Sin embargo, lo que conocemos son casos de personas que han fallecido al ponerse en las manos de este personaje sin escrúpulos y de sus doctrinas erradas. Como el caso de Maribel Candelas, una española que murió de cáncer de hígado... convencida de que había sido sanada por Corbera. ¿Qué tienen que ver muertes como ésta con UCDM? Simplemente, por la aplicación de algunos principios del libro: “la enfermedad no es sino otro nombre para el pecado”, “la ilusión de la enfermedad”, “la curación es la aceptación del hecho de que la enfermedad es una decisión que la mente ha tomado”, etc.

Para curarse, según UCDM, basta con que la persona enferma cambie su percepción –en el fondo, este cambio radical de ideas es el propósito del libro–, y esto concretamente consiste en “el reconocimiento de que la enfermedad es algo propio de la mente, y de que no tiene nada que ver con el cuerpo”. Las consecuencias de vivir las enfermedades desde esta perspectiva (irreal, ficticia y falsa) y de aplicar las ideas de la obra pueden ser letales. Son las otras víctimas de UCDM... las que ya no pueden hablar.
 
Blasfemia

Para cualquier cristiano bien formado y practicante, los contenidos del libro son blasfemos. Ello, pues promueven el panteísmo afirmando que todo lo existente es Dios.

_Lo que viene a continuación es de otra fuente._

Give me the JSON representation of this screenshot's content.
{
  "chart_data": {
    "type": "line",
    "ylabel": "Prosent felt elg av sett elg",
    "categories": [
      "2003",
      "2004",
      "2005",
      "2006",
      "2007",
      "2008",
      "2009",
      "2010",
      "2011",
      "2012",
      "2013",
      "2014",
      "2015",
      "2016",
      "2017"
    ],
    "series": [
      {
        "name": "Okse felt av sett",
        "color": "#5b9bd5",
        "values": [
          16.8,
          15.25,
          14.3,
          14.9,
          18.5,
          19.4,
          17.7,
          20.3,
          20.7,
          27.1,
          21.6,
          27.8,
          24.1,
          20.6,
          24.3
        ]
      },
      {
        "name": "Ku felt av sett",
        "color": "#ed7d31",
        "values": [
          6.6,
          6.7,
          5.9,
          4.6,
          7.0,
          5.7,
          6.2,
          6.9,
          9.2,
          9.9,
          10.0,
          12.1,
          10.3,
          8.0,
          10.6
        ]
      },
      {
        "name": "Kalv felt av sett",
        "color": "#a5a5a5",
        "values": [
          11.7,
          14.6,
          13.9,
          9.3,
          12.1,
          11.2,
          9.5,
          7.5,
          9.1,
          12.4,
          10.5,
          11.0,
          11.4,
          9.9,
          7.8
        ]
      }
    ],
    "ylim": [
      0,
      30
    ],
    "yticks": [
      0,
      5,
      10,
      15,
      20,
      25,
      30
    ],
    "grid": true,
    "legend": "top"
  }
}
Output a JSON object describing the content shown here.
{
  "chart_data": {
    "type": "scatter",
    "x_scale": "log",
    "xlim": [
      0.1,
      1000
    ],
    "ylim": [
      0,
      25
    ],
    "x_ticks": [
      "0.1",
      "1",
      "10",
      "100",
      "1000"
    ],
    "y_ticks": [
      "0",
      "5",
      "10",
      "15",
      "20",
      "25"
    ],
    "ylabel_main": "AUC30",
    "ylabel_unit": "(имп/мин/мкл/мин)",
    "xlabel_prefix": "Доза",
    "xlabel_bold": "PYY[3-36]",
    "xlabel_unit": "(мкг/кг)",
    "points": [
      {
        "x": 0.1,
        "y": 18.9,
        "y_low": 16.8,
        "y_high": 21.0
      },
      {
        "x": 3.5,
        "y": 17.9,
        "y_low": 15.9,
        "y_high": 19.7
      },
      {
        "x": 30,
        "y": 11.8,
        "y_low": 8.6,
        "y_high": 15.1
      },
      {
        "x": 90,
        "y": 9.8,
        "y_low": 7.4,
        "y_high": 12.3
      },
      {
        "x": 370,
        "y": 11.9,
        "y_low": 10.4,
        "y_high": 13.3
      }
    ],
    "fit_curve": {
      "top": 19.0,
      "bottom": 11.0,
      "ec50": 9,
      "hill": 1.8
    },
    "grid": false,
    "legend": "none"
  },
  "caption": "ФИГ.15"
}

Dios Padre, Jesús y el Espíritu Santo no serían personas de la Santísima Trinidad. Tampoco Jesús sería el Hijo unigénito de Dios Padre, sino el primero que en un proceso habría tomado conciencia de ser hijo de Dios y como tal sería nuestro “hermano mayor”. Por su parte, el Espíritu Santo sería solo la voz de un espíritu impersonal -al que asocian con Dios-, que habla.